First with patent law and now copyright law, the Court’s tunnel vision negatively impacts intellectual property law and the rights of inventors and creators. The Court seems to have forgotten that the Founding Fathers recognized the importance of rewarding creativity and innovation. It is that very creativity and innovation that has resulted in the technical advances that have been made during the past two over two hundred years including the technology so many have relied on during the pandemic including the courts. The Founding Fathers had the idea that creators and innovators willing to spend time and money in realizing a dream should be rewarded rights such as the right to take legal action to prevent others from the unauthorized usage of a patented invention, copyrighted works, etc. Absent action by Congress to correct the actions taken by the Court in its numerous patent law decisions including the infamous Alice and Prometheus decisions and now this Google copyright decision, that lofty idea will continue to be eroded by cynicism and bad players.
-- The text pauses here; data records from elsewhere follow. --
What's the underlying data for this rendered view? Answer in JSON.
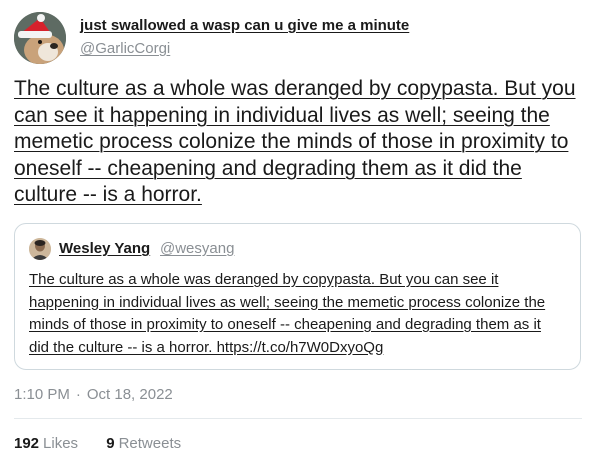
{
  "author": {
    "display_name": "just swallowed a wasp can u give me a minute",
    "handle": "@GarlicCorgi",
    "avatar_icon": "corgi-santa-hat-avatar"
  },
  "tweet": {
    "text": "The culture as a whole was deranged by copypasta. But you can see it happening in individual lives as well; seeing the memetic process colonize the minds of those in proximity to oneself -- cheapening and degrading them as it did the culture -- is a horror."
  },
  "quoted_tweet": {
    "display_name": "Wesley Yang",
    "handle": "@wesyang",
    "avatar_icon": "person-avatar",
    "text": "The culture as a whole was deranged by copypasta. But you can see it happening in individual lives as well; seeing the memetic process colonize the minds of those in proximity to oneself -- cheapening and degrading them as it did the culture -- is a horror. https://t.co/h7W0DxyoQg"
  },
  "meta": {
    "time": "1:10 PM",
    "separator": "·",
    "date": "Oct 18, 2022"
  },
  "stats": {
    "likes_count": "192",
    "likes_label": "Likes",
    "retweets_count": "9",
    "retweets_label": "Retweets"
  },
  "colors": {
    "text": "#1a1a1a",
    "muted": "#8a8f94",
    "border": "#cfd9de"
  }
}
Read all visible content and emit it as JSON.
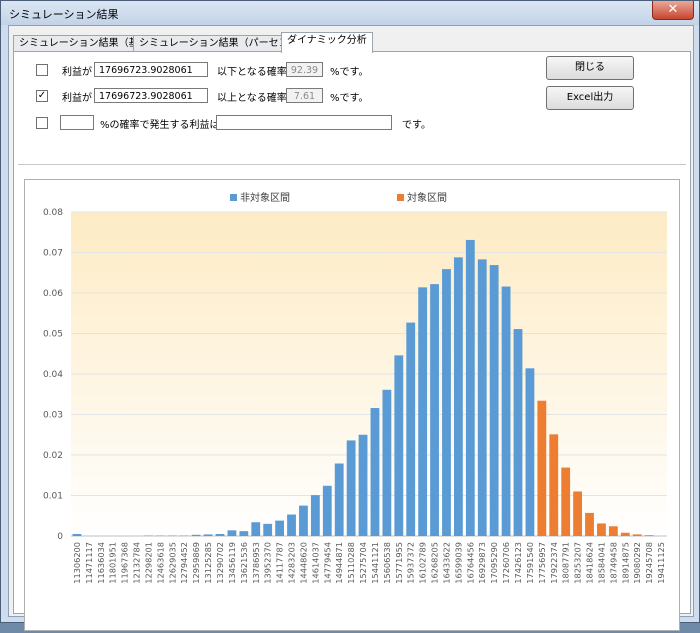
{
  "window": {
    "title": "シミュレーション結果",
    "close_label": "✕"
  },
  "tabs": [
    {
      "label": "シミュレーション結果（基本）",
      "active": false
    },
    {
      "label": "シミュレーション結果（パーセンタイル）",
      "active": false
    },
    {
      "label": "ダイナミック分析",
      "active": true
    }
  ],
  "controls": {
    "row1": {
      "checked": false,
      "label": "利益が",
      "value": "17696723.9028061",
      "mid_label": "以下となる確率は",
      "prob": "92.39",
      "suffix": "%です。"
    },
    "row2": {
      "checked": true,
      "label": "利益が",
      "value": "17696723.9028061",
      "mid_label": "以上となる確率は",
      "prob": "7.61",
      "suffix": "%です。"
    },
    "row3": {
      "checked": false,
      "percent_value": "",
      "mid_label": "%の確率で発生する利益は",
      "result_value": "",
      "suffix": "です。"
    },
    "check_mark": "✓"
  },
  "buttons": {
    "close_label": "閉じる",
    "excel_label": "Excel出力"
  },
  "chart_data": {
    "type": "bar",
    "title": "",
    "xlabel": "",
    "ylabel": "",
    "ylim": [
      0,
      0.08
    ],
    "yticks": [
      0,
      0.01,
      0.02,
      0.03,
      0.04,
      0.05,
      0.06,
      0.07,
      0.08
    ],
    "ytick_labels": [
      "0",
      "0.01",
      "0.02",
      "0.03",
      "0.04",
      "0.05",
      "0.06",
      "0.07",
      "0.08"
    ],
    "grid": true,
    "legend_position": "top-center",
    "colors": {
      "non_target": "#5b9bd5",
      "target": "#ed7d31",
      "band_top": "#fdebc4",
      "band_bottom": "#ffffff"
    },
    "categories": [
      "11306200",
      "11471117",
      "11636034",
      "11801951",
      "11967368",
      "12132784",
      "12298201",
      "12463618",
      "12629035",
      "12794452",
      "12959869",
      "13125285",
      "13290702",
      "13456119",
      "13621536",
      "13786953",
      "13952370",
      "14117787",
      "14283203",
      "14448620",
      "14614037",
      "14779454",
      "14944871",
      "15110288",
      "15275704",
      "15441121",
      "15606538",
      "15771955",
      "15937372",
      "16102789",
      "16268205",
      "16433622",
      "16599039",
      "16764456",
      "16929873",
      "17095290",
      "17260706",
      "17426123",
      "17591540",
      "17756957",
      "17922374",
      "18087791",
      "18253207",
      "18418624",
      "18584041",
      "18749458",
      "18914875",
      "19080292",
      "19245708",
      "19411125"
    ],
    "series": [
      {
        "name": "非対象区間",
        "values": [
          0.0005,
          0,
          0,
          0,
          0,
          0,
          0.0001,
          0.0001,
          0.0001,
          0.0001,
          0.0003,
          0.0004,
          0.0005,
          0.0014,
          0.0012,
          0.0034,
          0.003,
          0.0038,
          0.0053,
          0.0075,
          0.0101,
          0.0124,
          0.0179,
          0.0236,
          0.025,
          0.0316,
          0.0361,
          0.0446,
          0.0527,
          0.0614,
          0.0622,
          0.0659,
          0.0688,
          0.0731,
          0.0683,
          0.0669,
          0.0616,
          0.0511,
          0.0414,
          0,
          0,
          0,
          0,
          0,
          0,
          0,
          0,
          0,
          0,
          0
        ]
      },
      {
        "name": "対象区間",
        "values": [
          0,
          0,
          0,
          0,
          0,
          0,
          0,
          0,
          0,
          0,
          0,
          0,
          0,
          0,
          0,
          0,
          0,
          0,
          0,
          0,
          0,
          0,
          0,
          0,
          0,
          0,
          0,
          0,
          0,
          0,
          0,
          0,
          0,
          0,
          0,
          0,
          0,
          0,
          0,
          0.0334,
          0.0251,
          0.0169,
          0.011,
          0.0057,
          0.0031,
          0.0024,
          0.0008,
          0.0004,
          0.0002,
          0
        ]
      }
    ]
  }
}
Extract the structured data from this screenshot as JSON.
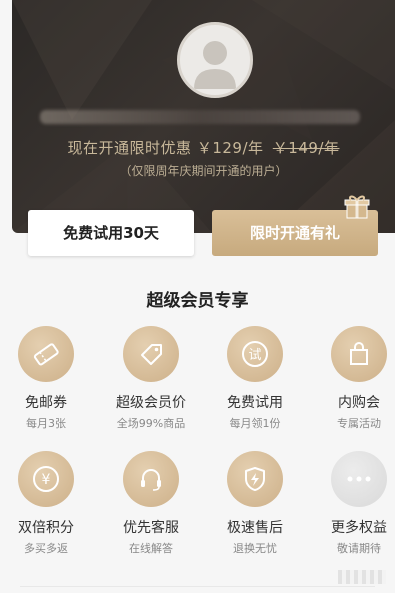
{
  "hero": {
    "promo_prefix": "现在开通限时优惠",
    "promo_price": "￥129/年",
    "promo_old_price": "￥149/年",
    "promo_note": "（仅限周年庆期间开通的用户）"
  },
  "actions": {
    "trial_label": "免费试用30天",
    "gift_label": "限时开通有礼"
  },
  "section": {
    "title": "超级会员专享"
  },
  "benefits": [
    {
      "icon": "ticket-icon",
      "name": "免邮券",
      "sub": "每月3张"
    },
    {
      "icon": "price-tag-icon",
      "name": "超级会员价",
      "sub": "全场99%商品"
    },
    {
      "icon": "trial-icon",
      "glyph": "试",
      "name": "免费试用",
      "sub": "每月领1份"
    },
    {
      "icon": "shopping-bag-icon",
      "name": "内购会",
      "sub": "专属活动"
    },
    {
      "icon": "yuan-icon",
      "glyph": "¥",
      "name": "双倍积分",
      "sub": "多买多返"
    },
    {
      "icon": "headset-icon",
      "name": "优先客服",
      "sub": "在线解答"
    },
    {
      "icon": "lightning-shield-icon",
      "name": "极速售后",
      "sub": "退换无忧"
    },
    {
      "icon": "more-dots-icon",
      "name": "更多权益",
      "sub": "敬请期待"
    }
  ],
  "colors": {
    "gold": "#cdb089",
    "dark": "#2b2826"
  }
}
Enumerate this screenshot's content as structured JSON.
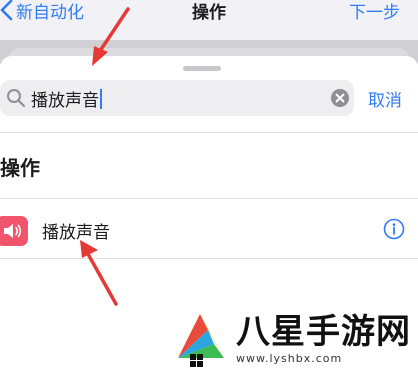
{
  "navbar": {
    "back_label": "新自动化",
    "title": "操作",
    "next_label": "下一步"
  },
  "search": {
    "query": "播放声音",
    "cancel_label": "取消"
  },
  "section": {
    "title": "操作"
  },
  "actions": [
    {
      "label": "播放声音",
      "icon": "speaker-icon",
      "icon_color": "#f0556b"
    }
  ],
  "watermark": {
    "text": "八星手游网",
    "url": "www.lyshbx.com"
  },
  "colors": {
    "accent": "#2f7cf6",
    "annotation_arrow": "#e53935"
  }
}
As an IP attorney, the commentator has registered software codes with the U.S. Copyright Office on behalf of clients. After this decision, is there any point in obtaining a registered software copyright?
It is my hope that the Google decision turns out to be an aberration. In the meantime, software developers and/or the companies they work for have the following options to protect their code: trade secret maintenance, software registration, or a combination of the two. Copyright registration is not costly compared to, e.g., patent procurement. Therefore, copyright registration should still be considered. At the very least, registration is a prerequisite to commencing a copyright infringement lawsuit. Moreover, Google relied on the argument that its actions were not really on its own behalf but on the behalf of developers which the Court bought. In the end, this disingenuous argument may well not be applicable in many situations. Nevertheless, the plaintiff in any software infringement lawsuit must be familiar with the Google decision and be prepared to thwart a fair use defense.